Around me the woods were melting, releasing the tangy fragrance of the pines. Every tree begins with a seed. Indeed, everything natural begins with something—this we have observed. Every creature has a father and a mother. Every landslide begins with one stone shifting. Every effect has a cause, and this pattern can be traced back into infinity. But infinity itself has no cause by definition, thus rendering it unnatural—or rather, supernatural. What is infinity, then, but existence sustained by He who is eternal?

I think the atheist must have a comeback, but in the end . . . what cannot be disputed is that innate desire in every human heart to be satisfied, to be fulfilled. Why? I’m thinking it’s because that desire was placed there by God, to be satisfied by God, who is supernatural.

Glory be to the Father, to the Son, and to the Holy Spirit,

who was in the beginning, is now, and ever shall be. 

Amen.

A Farm to Love

When I stepped into the barn, my eyes began to sting—but it was not from that pungent, earthy smell known to animals, but from that unshakable thing in me that loves the lifestyle that dances with creation. A farm. My heart squeezed when I saw the gray-and-white cat, and I might have cried with happiness were children not gathered about me. Silly me, yes? But, oh, how I love you, cat. And I would sit with you in the straw, sheep and goats, if I were not wearing a dress. May I stroke your silken neck, dear cow? Chickens, I love you less than the others, but I will admit that your clucking and ruffling feathers is something like music (to my ears anyhow).

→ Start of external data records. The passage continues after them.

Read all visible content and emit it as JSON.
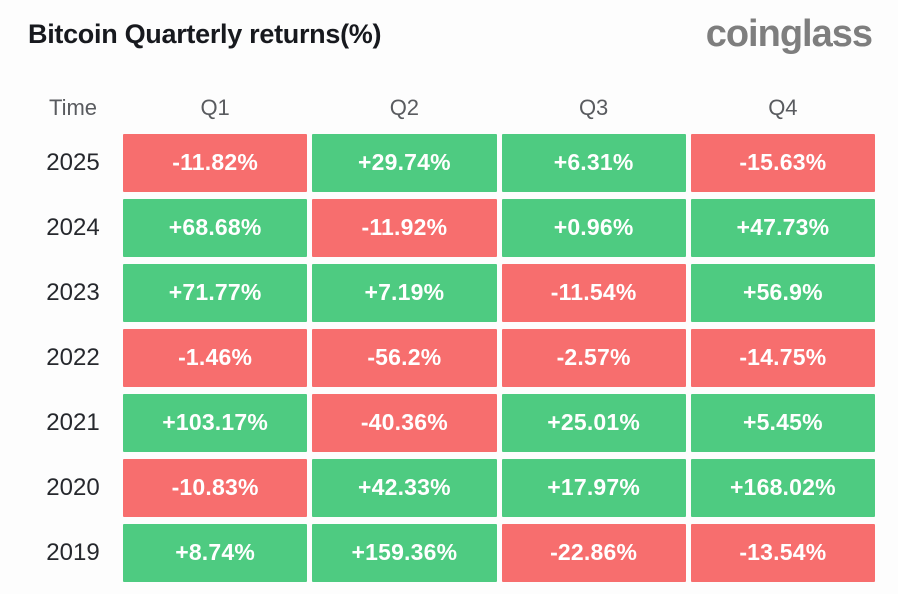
{
  "header": {
    "title": "Bitcoin Quarterly returns(%)",
    "logo": "coinglass"
  },
  "colors": {
    "positive": "#4ecb81",
    "negative": "#f76e6e",
    "cell_text": "#ffffff"
  },
  "table": {
    "columns": [
      "Time",
      "Q1",
      "Q2",
      "Q3",
      "Q4"
    ],
    "rows": [
      {
        "year": "2025",
        "values": [
          "-11.82%",
          "+29.74%",
          "+6.31%",
          "-15.63%"
        ]
      },
      {
        "year": "2024",
        "values": [
          "+68.68%",
          "-11.92%",
          "+0.96%",
          "+47.73%"
        ]
      },
      {
        "year": "2023",
        "values": [
          "+71.77%",
          "+7.19%",
          "-11.54%",
          "+56.9%"
        ]
      },
      {
        "year": "2022",
        "values": [
          "-1.46%",
          "-56.2%",
          "-2.57%",
          "-14.75%"
        ]
      },
      {
        "year": "2021",
        "values": [
          "+103.17%",
          "-40.36%",
          "+25.01%",
          "+5.45%"
        ]
      },
      {
        "year": "2020",
        "values": [
          "-10.83%",
          "+42.33%",
          "+17.97%",
          "+168.02%"
        ]
      },
      {
        "year": "2019",
        "values": [
          "+8.74%",
          "+159.36%",
          "-22.86%",
          "-13.54%"
        ]
      }
    ]
  },
  "chart_data": {
    "type": "table",
    "title": "Bitcoin Quarterly returns(%)",
    "columns": [
      "Time",
      "Q1",
      "Q2",
      "Q3",
      "Q4"
    ],
    "categories": [
      "2025",
      "2024",
      "2023",
      "2022",
      "2021",
      "2020",
      "2019"
    ],
    "series": [
      {
        "name": "Q1",
        "values": [
          -11.82,
          68.68,
          71.77,
          -1.46,
          103.17,
          -10.83,
          8.74
        ]
      },
      {
        "name": "Q2",
        "values": [
          29.74,
          -11.92,
          7.19,
          -56.2,
          -40.36,
          42.33,
          159.36
        ]
      },
      {
        "name": "Q3",
        "values": [
          6.31,
          0.96,
          -11.54,
          -2.57,
          25.01,
          17.97,
          -22.86
        ]
      },
      {
        "name": "Q4",
        "values": [
          -15.63,
          47.73,
          56.9,
          -14.75,
          5.45,
          168.02,
          -13.54
        ]
      }
    ],
    "color_rule": "positive values green #4ecb81, negative values red #f76e6e",
    "unit": "%"
  }
}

A farm to love. Milk from a Jersey cow, speckled brown eggs from hens, vegetables from the garden, berries from the woods. A rope swing in the barn, a rocking chair beneath the eaves, a braided rug on creaky walnut-stained floorboards. Ay yi yi, I have the horse, but not the pasture; the blue-and-white dishes, but not the cupboards; the will, but not the means. And so my little place in the country remains a little getaway in my mind.

Not Made for Tea

Is it strange that something in me is a little sad that I no longer must spurn tea, now that Lent is over? Perhaps less strange upon some reflection.

Why do we fast in the first place? It is to sever attachments to other gods, yes, but the heart of fasting is to become more attached to God himself. How is this accomplished by giving up tea, coffee, chocolate, or whatever else? When we sacrifice, we suffer, and when we suffer, we seek consolation. Deprivation craves satiation. When you cannot turn to tea, you must turn to something else, you must turn inward, inward to God.

And I think that explains my sadness—because during Lent my soul drew closer to its Maker. Under His wing, against His breast, I am warm—as I should be always. Which leads me to the point that sacrifices must, absolutely must, extend beyond Lent, or a soul will not draw nearer the Lord. Lent, as a friend told me, is a detox, a time to cleanse one’s system from toxins—afterward you must begin a lifestyle that is “healthy”, otherwise detoxing is without lasting purpose. Sacrifice—suffering—is not optional for the Christian if we wish to be healthy in spirit. Without sacrifice, there is no sanctity. Without sanctity, who are we but of the world? And we were not made for this world but for the next.

I was not made for tea but for Truth.